Deposito ed abbandono di rifiuti: differenze

Cassazione civile, sez. III, 22 novembre 2013, n. 46711

La nozione di deposito di rifiuti, anche solo temporaneo, implica, a differenza di quella dell’abbandono, ed in virtù della sua finalizzazione ad una gestione degli stessi, una attività connotata necessariamente da un controllo a che la collocazione avvenga inizialmente e poi permanga, nell’arco temporale richiesto, secondo le modalità di legge.
A norma dell’art. 183, lett. bb) n. 3 del d.lgs. 152/2006 (Testo unico dell’ambiente) il “deposito temporaneo” – ovvero il raggruppamento dei rifiuti effettuato, prima della raccolta, nel luogo in cui gli stessi sono prodotti – deve essere effettuato per categorie omogenee di rifiuti e nel rispetto delle relative norme tecniche, nonché, per i rifiuti pericolosi, nel rispetto delle norme che disciplinano il deposito delle sostanze pericolose in essi contenute.
Nel caso di deposito non è sostenibile che, una volta collocato il materiale sia possibile disinteressarsi della sorte del medesimo.

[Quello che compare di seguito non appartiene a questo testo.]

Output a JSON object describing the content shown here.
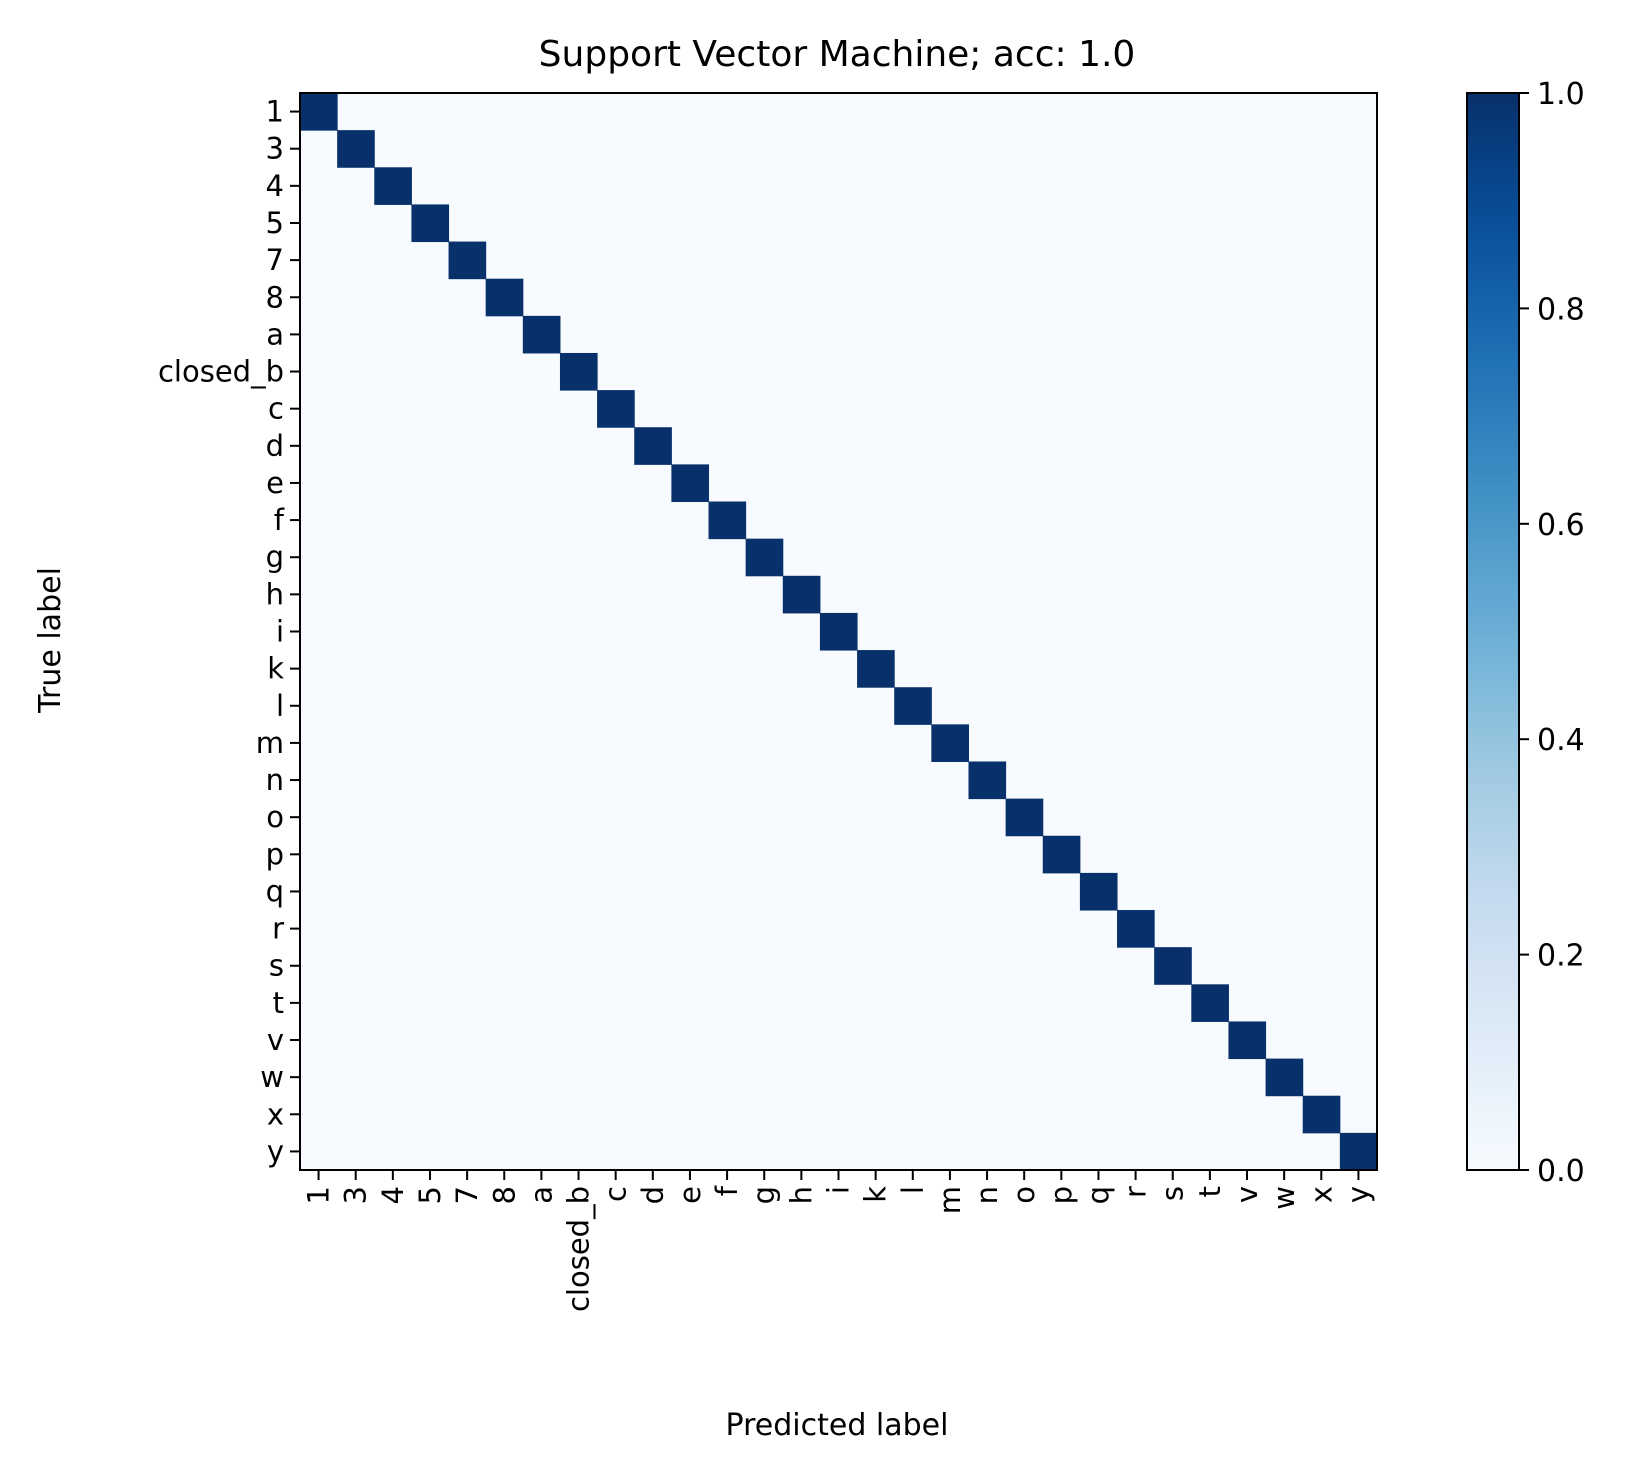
{
  "chart_data": {
    "type": "heatmap",
    "title": "Support Vector Machine; acc: 1.0",
    "xlabel": "Predicted label",
    "ylabel": "True label",
    "labels": [
      "1",
      "3",
      "4",
      "5",
      "7",
      "8",
      "a",
      "closed_b",
      "c",
      "d",
      "e",
      "f",
      "g",
      "h",
      "i",
      "k",
      "l",
      "m",
      "n",
      "o",
      "p",
      "q",
      "r",
      "s",
      "t",
      "v",
      "w",
      "x",
      "y"
    ],
    "values": "identity",
    "diagonal_value": 1.0,
    "off_diagonal_value": 0.0,
    "colormap": "Blues",
    "colorbar": {
      "range": [
        0.0,
        1.0
      ],
      "ticks": [
        "0.0",
        "0.2",
        "0.4",
        "0.6",
        "0.8",
        "1.0"
      ]
    },
    "colors": {
      "low": "#f7fbff",
      "high": "#08306b"
    },
    "grid": false,
    "legend": "colorbar-right"
  }
}
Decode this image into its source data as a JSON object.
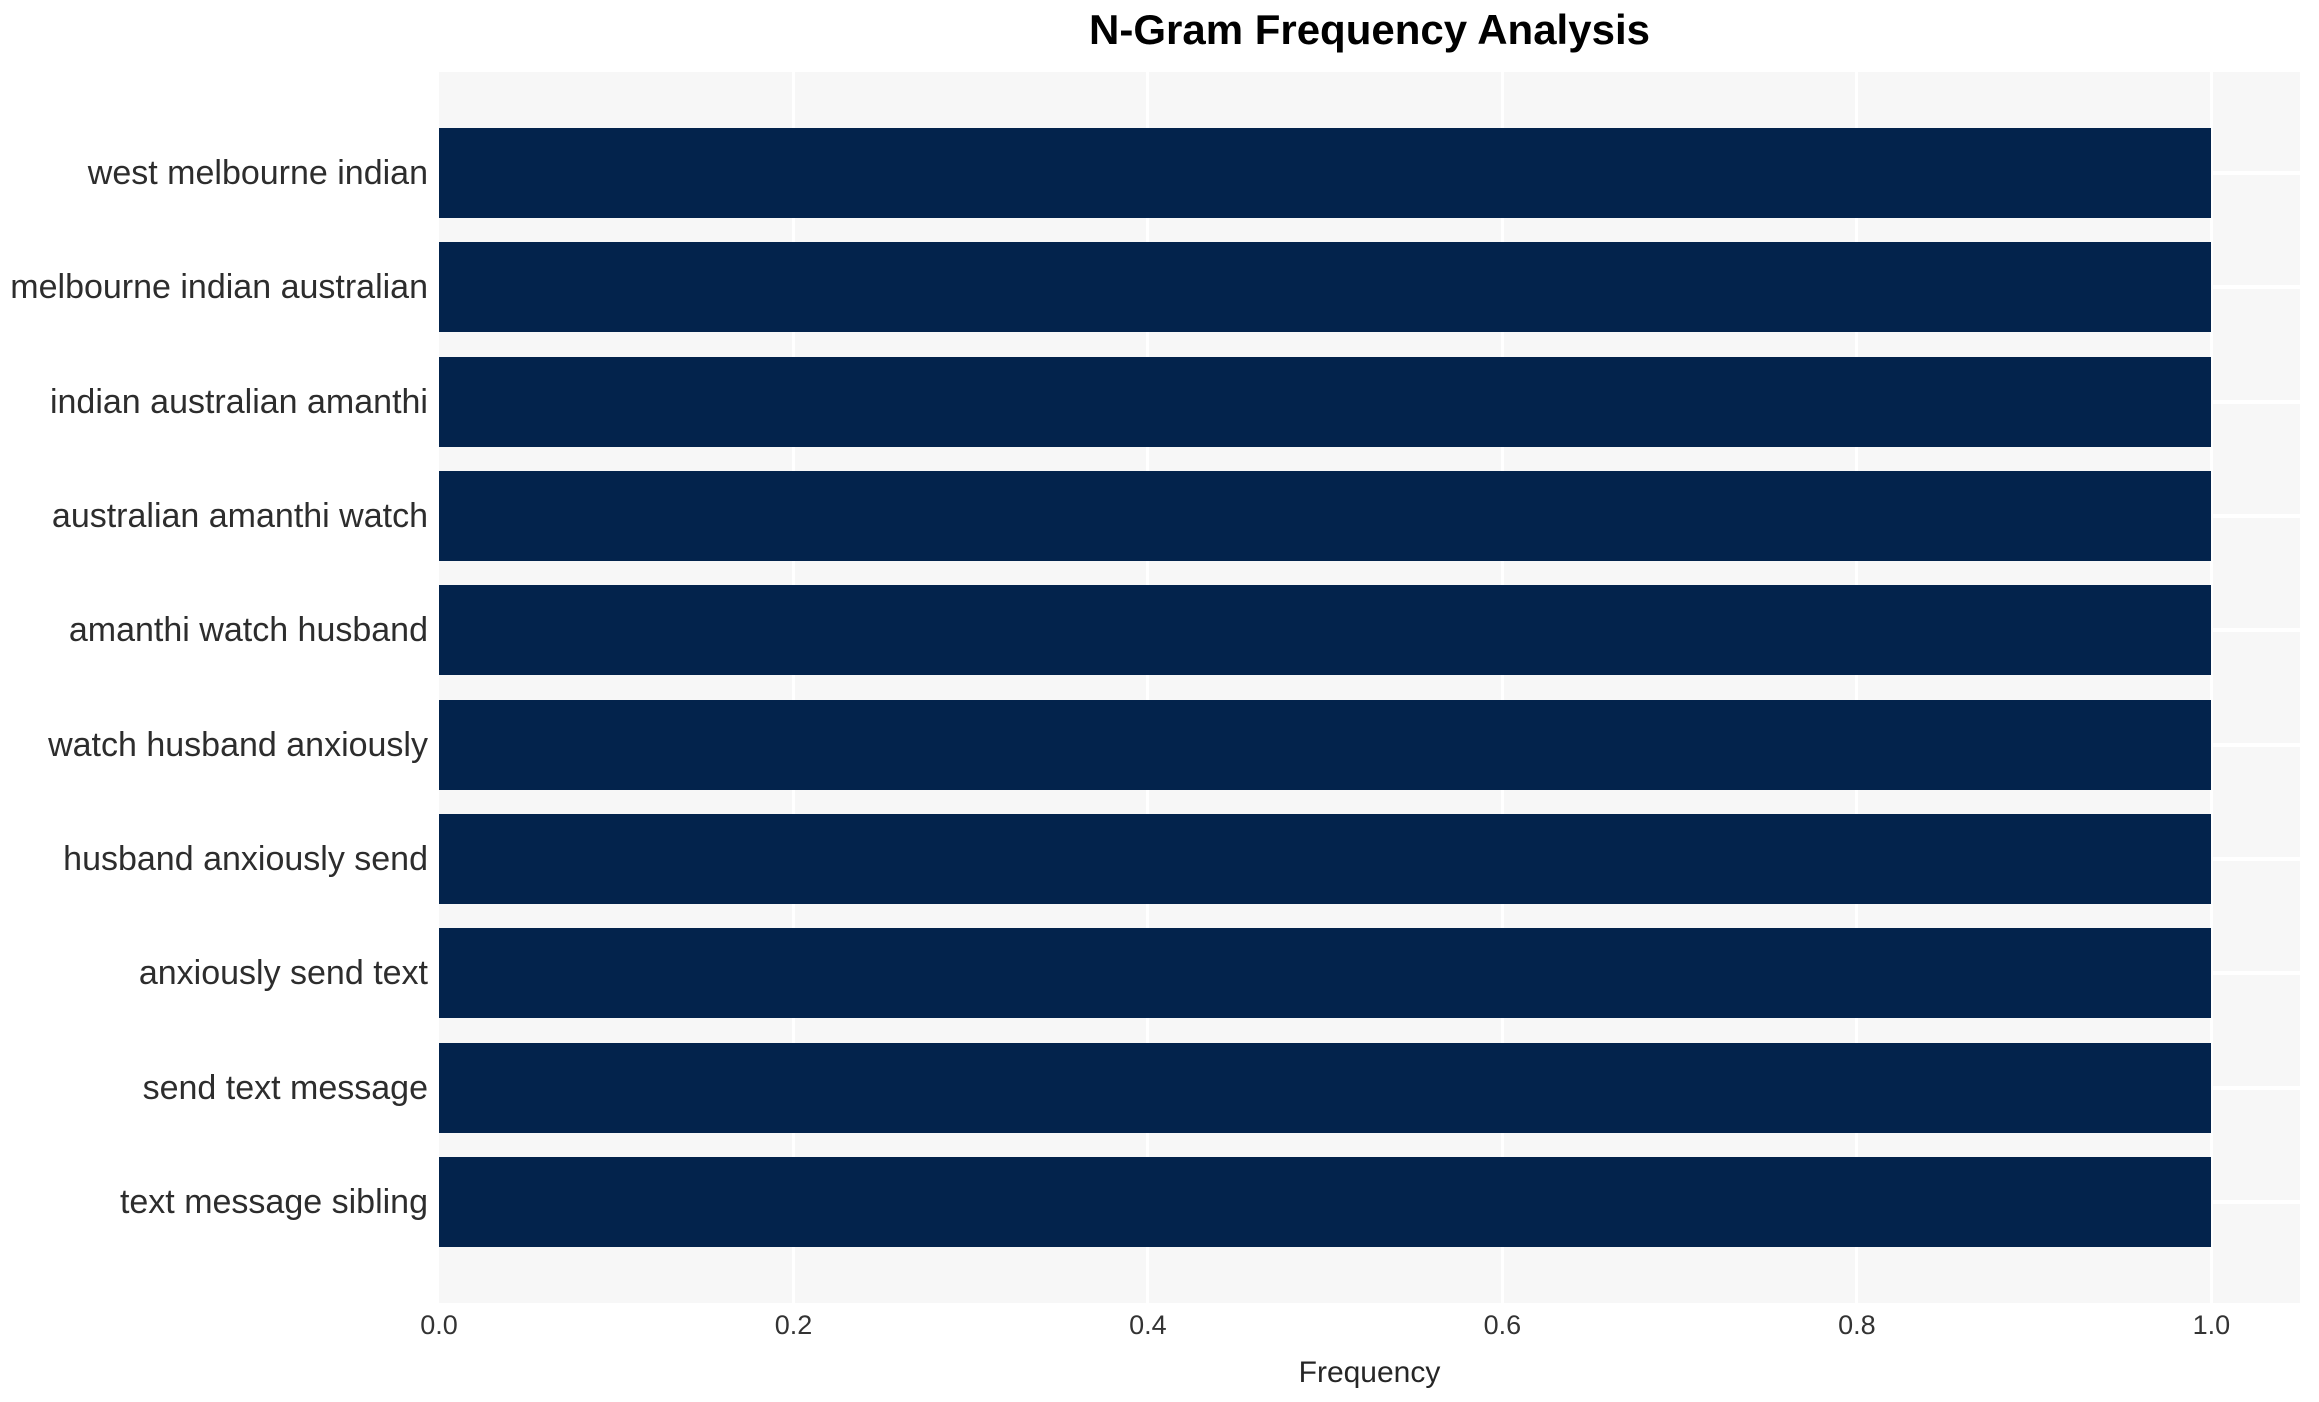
{
  "chart_data": {
    "type": "bar",
    "orientation": "horizontal",
    "title": "N-Gram Frequency Analysis",
    "xlabel": "Frequency",
    "ylabel": "",
    "categories": [
      "west melbourne indian",
      "melbourne indian australian",
      "indian australian amanthi",
      "australian amanthi watch",
      "amanthi watch husband",
      "watch husband anxiously",
      "husband anxiously send",
      "anxiously send text",
      "send text message",
      "text message sibling"
    ],
    "values": [
      1.0,
      1.0,
      1.0,
      1.0,
      1.0,
      1.0,
      1.0,
      1.0,
      1.0,
      1.0
    ],
    "x_ticks": [
      0.0,
      0.2,
      0.4,
      0.6,
      0.8,
      1.0
    ],
    "x_tick_labels": [
      "0.0",
      "0.2",
      "0.4",
      "0.6",
      "0.8",
      "1.0"
    ],
    "xlim": [
      0,
      1.05
    ],
    "grid": {
      "vertical_lines_at": "x ticks",
      "horizontal_lines_at": "bar centers",
      "gridline_color": "#ffffff",
      "visible": true
    },
    "legend": "none",
    "colors": {
      "bar": "#03234c",
      "plot_background": "#f7f7f7",
      "page_background": "#ffffff",
      "gridline": "#ffffff",
      "title_text": "#000000",
      "axis_tick_text": "#333333",
      "category_text": "#2d2d2d",
      "axis_label_text": "#262626"
    }
  }
}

Se, del resto, il deposito prelude per legge all’avviamento del materiale alle operazioni di recupero e di smaltimento, è necessario che il requisito del raggruppamento per categorie omogenee sussista inizialmente e permanga sino a che detto smaltimento non intervenga, restando a carico di chi il deposito effettui curare che detto requisito venga costantemente rispettato, senza per questo addossare al “depositante” inadempienze altrui. Una diversa conclusione finirebbe per dar luogo ad una indebita assimilazione della figura del “deposito” a quella dell’“abbandono”.